Key Takeaways
- Biohub began with an audacious goal from Mark Zuckerberg: to “cure, prevent and manage all disease by the end of the century,” a vision Priscilla Chan admits was met with laughter by Nobel-winning scientists.
- The mission quickly pivoted from directly curing diseases to building powerful, open-source tools that accelerate the entire scientific field, rather than tackling every disease head-on.
- Their core strategy hinges on coupling frontier AI labs with frontier biology efforts. This isn't just about applying existing AI; it's about generating novel biological data specifically to train new AI models, pushing biology from discovery to an engineering discipline.
- Alex Rives emphasizes the need for a new institutional model where frontier AI and frontier biology are in constant feedback, allowing models to learn directly from living systems.

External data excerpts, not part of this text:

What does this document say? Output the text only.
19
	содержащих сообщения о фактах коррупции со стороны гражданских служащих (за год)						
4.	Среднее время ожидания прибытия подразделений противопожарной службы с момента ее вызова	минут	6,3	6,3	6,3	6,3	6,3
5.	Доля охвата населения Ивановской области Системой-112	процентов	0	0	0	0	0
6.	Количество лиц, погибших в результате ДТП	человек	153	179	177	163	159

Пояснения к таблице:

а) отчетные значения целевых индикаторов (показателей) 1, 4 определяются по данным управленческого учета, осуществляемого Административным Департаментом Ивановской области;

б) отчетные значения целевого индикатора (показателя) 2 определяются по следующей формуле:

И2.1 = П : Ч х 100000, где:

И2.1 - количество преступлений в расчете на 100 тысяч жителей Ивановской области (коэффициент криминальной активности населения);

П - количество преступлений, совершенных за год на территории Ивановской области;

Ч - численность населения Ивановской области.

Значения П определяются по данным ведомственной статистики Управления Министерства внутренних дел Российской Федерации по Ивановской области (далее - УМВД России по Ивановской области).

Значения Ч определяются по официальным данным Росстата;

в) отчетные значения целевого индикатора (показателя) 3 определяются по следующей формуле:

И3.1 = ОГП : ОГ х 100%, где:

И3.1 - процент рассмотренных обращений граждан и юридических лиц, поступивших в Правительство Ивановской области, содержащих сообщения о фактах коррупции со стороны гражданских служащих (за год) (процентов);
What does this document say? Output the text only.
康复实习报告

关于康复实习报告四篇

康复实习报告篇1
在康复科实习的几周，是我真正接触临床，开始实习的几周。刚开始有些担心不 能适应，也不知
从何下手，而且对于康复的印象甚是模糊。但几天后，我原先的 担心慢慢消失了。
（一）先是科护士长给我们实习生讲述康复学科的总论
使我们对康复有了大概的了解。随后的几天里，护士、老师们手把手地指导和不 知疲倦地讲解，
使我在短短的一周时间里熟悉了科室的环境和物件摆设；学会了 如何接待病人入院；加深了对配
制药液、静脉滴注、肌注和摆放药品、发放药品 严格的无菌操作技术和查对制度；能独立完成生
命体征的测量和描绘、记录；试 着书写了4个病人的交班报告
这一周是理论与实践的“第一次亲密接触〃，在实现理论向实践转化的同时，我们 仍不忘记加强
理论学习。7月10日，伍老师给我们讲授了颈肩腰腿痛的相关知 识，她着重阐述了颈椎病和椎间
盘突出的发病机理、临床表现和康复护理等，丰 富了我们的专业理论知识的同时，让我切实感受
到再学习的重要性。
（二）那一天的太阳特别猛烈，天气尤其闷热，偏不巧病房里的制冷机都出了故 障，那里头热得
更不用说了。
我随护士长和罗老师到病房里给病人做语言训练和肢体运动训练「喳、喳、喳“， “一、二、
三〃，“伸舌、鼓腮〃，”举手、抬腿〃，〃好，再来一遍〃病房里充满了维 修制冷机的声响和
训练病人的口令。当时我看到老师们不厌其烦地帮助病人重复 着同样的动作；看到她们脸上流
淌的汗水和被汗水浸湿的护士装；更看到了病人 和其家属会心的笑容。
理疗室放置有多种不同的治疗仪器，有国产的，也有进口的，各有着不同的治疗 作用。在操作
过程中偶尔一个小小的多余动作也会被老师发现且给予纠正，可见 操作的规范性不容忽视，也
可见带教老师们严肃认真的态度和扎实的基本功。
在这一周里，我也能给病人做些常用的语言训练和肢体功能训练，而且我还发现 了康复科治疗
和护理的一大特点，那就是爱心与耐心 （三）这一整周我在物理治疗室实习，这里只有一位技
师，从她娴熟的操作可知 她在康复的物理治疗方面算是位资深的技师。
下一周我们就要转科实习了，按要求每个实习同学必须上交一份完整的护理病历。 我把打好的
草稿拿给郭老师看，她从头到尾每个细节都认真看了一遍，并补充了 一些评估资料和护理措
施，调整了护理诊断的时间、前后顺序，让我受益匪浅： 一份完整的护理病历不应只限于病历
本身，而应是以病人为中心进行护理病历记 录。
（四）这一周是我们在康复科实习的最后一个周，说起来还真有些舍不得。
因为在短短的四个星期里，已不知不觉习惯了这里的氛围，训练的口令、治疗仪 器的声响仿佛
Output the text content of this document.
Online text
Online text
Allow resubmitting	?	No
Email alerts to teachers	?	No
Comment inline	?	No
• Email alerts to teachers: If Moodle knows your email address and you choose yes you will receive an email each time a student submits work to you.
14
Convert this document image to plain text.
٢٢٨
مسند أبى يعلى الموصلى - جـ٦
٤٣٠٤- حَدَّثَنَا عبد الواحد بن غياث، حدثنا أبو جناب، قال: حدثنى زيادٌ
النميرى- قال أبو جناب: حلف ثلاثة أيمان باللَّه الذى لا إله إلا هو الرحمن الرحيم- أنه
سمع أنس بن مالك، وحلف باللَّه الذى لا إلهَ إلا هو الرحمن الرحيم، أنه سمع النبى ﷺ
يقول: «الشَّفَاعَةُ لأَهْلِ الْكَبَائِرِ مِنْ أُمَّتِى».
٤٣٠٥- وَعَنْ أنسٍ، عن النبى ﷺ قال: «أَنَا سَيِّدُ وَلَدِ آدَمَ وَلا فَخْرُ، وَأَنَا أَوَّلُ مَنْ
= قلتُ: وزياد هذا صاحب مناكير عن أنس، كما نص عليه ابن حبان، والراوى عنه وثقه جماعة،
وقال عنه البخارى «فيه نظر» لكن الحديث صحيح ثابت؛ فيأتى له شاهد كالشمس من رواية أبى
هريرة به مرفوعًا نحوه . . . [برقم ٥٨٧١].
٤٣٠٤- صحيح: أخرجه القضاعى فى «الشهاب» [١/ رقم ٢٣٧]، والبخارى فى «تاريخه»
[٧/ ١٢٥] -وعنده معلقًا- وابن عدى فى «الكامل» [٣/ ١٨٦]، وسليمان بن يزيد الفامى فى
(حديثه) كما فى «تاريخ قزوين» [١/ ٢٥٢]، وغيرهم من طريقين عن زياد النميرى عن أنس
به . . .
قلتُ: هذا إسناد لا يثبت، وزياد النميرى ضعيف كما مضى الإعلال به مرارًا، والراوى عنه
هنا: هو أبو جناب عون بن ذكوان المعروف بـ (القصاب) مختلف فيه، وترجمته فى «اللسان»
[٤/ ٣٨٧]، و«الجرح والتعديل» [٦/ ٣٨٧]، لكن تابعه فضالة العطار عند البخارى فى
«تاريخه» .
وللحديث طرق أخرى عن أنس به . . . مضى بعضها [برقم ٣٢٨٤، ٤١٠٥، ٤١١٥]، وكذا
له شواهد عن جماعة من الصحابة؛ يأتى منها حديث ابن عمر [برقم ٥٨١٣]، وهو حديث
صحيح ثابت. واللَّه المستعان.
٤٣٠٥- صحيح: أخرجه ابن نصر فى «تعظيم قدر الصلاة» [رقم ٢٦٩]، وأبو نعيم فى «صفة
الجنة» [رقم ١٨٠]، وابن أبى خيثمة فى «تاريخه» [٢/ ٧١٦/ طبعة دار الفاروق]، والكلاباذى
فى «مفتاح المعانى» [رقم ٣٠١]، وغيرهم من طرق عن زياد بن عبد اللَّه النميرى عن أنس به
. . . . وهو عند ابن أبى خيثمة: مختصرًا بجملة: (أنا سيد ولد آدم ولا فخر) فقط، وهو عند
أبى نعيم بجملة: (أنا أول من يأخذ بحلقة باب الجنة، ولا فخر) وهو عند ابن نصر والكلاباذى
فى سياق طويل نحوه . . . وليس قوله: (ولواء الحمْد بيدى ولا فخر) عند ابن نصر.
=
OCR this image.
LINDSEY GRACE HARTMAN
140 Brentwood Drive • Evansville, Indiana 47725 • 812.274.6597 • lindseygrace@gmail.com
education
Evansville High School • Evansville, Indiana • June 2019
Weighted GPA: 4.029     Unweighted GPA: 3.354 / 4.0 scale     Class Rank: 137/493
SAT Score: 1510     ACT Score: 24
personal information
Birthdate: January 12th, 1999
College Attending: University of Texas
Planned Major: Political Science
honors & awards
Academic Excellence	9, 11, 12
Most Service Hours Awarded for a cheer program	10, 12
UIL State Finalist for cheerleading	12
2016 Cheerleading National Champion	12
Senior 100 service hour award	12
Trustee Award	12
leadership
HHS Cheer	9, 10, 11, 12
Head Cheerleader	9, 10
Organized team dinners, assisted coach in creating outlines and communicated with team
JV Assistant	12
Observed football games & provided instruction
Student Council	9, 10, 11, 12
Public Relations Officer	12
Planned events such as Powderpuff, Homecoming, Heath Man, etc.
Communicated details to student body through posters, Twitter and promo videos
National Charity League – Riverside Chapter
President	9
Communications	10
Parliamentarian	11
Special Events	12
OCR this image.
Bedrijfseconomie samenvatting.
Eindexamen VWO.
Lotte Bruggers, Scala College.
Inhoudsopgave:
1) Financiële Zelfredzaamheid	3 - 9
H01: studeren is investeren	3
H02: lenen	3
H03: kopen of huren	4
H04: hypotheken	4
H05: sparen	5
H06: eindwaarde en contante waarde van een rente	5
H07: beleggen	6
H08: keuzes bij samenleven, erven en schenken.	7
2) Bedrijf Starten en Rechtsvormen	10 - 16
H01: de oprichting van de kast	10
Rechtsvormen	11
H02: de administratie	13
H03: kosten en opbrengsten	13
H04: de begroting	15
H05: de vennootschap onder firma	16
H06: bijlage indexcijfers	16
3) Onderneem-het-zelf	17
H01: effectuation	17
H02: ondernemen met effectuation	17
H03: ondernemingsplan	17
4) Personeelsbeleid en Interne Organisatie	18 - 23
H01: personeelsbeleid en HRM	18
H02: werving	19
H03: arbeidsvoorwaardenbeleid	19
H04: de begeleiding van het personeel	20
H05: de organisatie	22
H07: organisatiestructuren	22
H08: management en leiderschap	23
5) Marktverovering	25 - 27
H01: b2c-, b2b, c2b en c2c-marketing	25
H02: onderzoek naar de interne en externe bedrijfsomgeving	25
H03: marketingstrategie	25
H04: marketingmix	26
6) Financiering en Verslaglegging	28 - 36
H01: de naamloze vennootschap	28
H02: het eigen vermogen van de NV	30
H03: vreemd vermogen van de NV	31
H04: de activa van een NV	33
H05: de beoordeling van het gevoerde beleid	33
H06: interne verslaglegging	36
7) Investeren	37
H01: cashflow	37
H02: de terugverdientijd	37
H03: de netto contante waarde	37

- This ambitious approach relies on Biohub's Hierarchical Approach to Biological Systems Modeling to systematically understand biology, starting from its most basic building blocks.
The Biohub's Hierarchical Approach to Biological Systems Modeling
Biohub recognizes that truly understanding and eventually engineering biological systems requires a structured, multi-level modeling effort. You can't just jump to the big picture; you have to build understanding from the ground up, ensuring a complete description at each stage.
- Level 1: Understand Protein Interactions:
You need to be able to understand the protein interactions in order to be able to understand how cells work. So you can't just go straight to cells in a way without understanding the protein modeling.
- Level 2: Understand How Cells Work:
If you're trying to understand something like the way the immune system works or a bunch of cells interact together, then it's tough to do that without first understanding cells. You kind of want to build the simulations at each level hierarchically, starting with the building blocks and the protein.
- Level 3: Understand Complex Systems (e.g., Immune System, Multi-Cell Interactions):
You can understand complex systems by building up simulations hierarchically, ensuring a complete description and models that generalize by having the right basis for modeling at every level.
When This Works (and When It Doesn't)
This hierarchical approach is essential “if you really want to understand how a biological system is going to work,” as the Biohub team suggests, starting with basic building blocks like proteins. It’s ideal for ambitious, long-term endeavors aimed at achieving a fundamental, comprehensive understanding of a complex system, not just a surface-level fix. It's how you move from observation to engineering, from "what happens" to “how to make it happen.”
However, this deep, multi-level modeling requires immense resources, specialized talent across disciplines (AI, biology, engineering), and significant time. It's not a framework for quick, heuristic solutions or for problems where a 'good enough' answer is acceptable. For a founder racing to a Minimum Viable Product, attempting a full hierarchical simulation might be overkill. It also breaks down if the underlying "building blocks" at Level 1 are poorly defined or unobservable. If your system's fundamental interactions are unknown or too noisy, you'll struggle to build reliable models further up the chain.
What to Do With This
As a founder building a complex product or system, you might not be curing diseases, but you are building a biological system of a different kind—an organization, a product, a market. Apply Biohub's hierarchical modeling to your own domain this week. Pick a critical, complex system within your business, like customer churn or onboarding, and break it down:
1. Level 1 (Protein Interactions): Identify Atomic Actions. What are the smallest, discrete actions or data points? For customer churn, this might be a single login, a feature click, a support ticket, or a payment failure. Don't aggregate yet; get to the rawest signal.
2. Level 2 (How Cells Work): Understand Module Behavior. How do these atomic actions combine into meaningful user behaviors or product interactions? Does a sequence of feature clicks lead to feature adoption? Does a lack of logins and no support tickets indicate disengagement? Model these 'cellular' units of behavior.
3. Level 3 (Complex Systems): Model Ecosystem Interactions. How do these modules interact to form the overall system you're trying to understand or optimize? How does product usage, support interactions, and billing status combine to predict overall customer lifetime value or churn risk? Building your simulation hierarchically like this, rather than trying to model everything at once, will reveal the true leverage points and prevent you from mistaking symptoms for root causes. Your goal is not just to observe churn, but to engineer its prevention by understanding its underlying mechanisms.